I was missing the little w at the end…

My board is returning 0x145D4E9C, which means 325K → 51°C, without the fan.
If I turn the fan back on, the temperature drops down to 311K → 38°C.

I’d still like to stick a thermocouple onto the PF, just to see how accurate the sensor is.

All in all, I think I have the required pieces to solve the puzzle.

@lranders could you post the link to the Register Map zip file you found? The one I’ve got doesn’t seem to have any of the sensor registers listed. The Microchip link I used to get my copy must be stale. Thanks and good work.

Actually, never mind. The information is in the zip I’ve got, but it is just buried where I didn’t find it.
For the benefit of others, when you open the home page of the file set, there will be a link to the MPFS Instance Map.

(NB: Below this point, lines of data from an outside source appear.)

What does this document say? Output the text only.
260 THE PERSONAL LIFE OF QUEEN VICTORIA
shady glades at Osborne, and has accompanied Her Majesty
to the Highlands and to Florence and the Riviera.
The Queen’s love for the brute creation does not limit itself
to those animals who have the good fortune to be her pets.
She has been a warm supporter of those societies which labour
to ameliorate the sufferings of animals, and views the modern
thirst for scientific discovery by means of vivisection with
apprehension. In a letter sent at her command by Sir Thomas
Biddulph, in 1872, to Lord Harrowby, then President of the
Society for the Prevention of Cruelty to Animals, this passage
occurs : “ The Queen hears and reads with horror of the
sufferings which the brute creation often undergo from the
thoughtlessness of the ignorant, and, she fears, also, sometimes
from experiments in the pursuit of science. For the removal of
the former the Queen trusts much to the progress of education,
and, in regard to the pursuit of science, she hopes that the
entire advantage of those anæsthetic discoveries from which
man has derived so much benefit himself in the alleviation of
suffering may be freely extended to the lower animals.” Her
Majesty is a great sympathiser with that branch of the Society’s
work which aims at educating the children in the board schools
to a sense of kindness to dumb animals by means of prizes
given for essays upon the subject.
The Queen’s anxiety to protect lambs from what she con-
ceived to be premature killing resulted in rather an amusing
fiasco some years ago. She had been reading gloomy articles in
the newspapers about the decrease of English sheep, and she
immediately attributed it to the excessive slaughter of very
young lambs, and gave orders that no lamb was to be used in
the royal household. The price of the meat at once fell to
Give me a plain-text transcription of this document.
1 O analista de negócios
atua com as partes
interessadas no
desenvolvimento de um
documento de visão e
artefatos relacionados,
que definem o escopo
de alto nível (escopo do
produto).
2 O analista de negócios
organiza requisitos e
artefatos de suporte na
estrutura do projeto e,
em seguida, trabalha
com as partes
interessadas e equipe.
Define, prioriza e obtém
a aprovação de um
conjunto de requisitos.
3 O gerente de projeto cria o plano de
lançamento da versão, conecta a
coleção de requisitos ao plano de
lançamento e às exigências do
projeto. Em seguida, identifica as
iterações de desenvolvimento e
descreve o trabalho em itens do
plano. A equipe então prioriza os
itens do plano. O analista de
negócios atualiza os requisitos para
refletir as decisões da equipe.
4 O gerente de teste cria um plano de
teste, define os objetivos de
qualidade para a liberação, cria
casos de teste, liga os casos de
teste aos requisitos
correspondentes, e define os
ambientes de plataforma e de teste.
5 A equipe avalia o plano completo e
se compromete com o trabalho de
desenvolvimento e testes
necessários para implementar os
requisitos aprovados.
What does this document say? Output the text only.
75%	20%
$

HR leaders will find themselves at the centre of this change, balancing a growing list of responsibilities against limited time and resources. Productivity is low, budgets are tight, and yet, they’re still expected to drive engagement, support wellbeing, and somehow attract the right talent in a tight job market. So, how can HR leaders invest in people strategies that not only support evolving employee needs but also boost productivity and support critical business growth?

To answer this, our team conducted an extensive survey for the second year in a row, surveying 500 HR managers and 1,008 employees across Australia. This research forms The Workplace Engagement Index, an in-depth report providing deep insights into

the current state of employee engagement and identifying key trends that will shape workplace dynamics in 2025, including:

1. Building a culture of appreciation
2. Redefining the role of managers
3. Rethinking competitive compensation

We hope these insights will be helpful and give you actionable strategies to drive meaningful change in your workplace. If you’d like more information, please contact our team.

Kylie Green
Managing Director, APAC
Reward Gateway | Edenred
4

The PFSOC_CONTROL_SCB registers are buried in that list about half way down, and when you click on that you will find the temperature sensors.

:smiling_face: :+1:

Progress update!

Standalone LKM is practically done, but unfortunately, it’s clashing with the mpfs-mailbox driver
who claims the same iomem space.

I am currently speaking with Conor Dooley (author), nice guy by the way, and he has suggested I
turn my driver into an auxiliary device and connect it to mpfs-mailbox that way.

This rabbit hole is way deeper than I imagined, but also a lot of fun to figure out.

Quick question @Vauban, can you link me the document you pulled that register description from?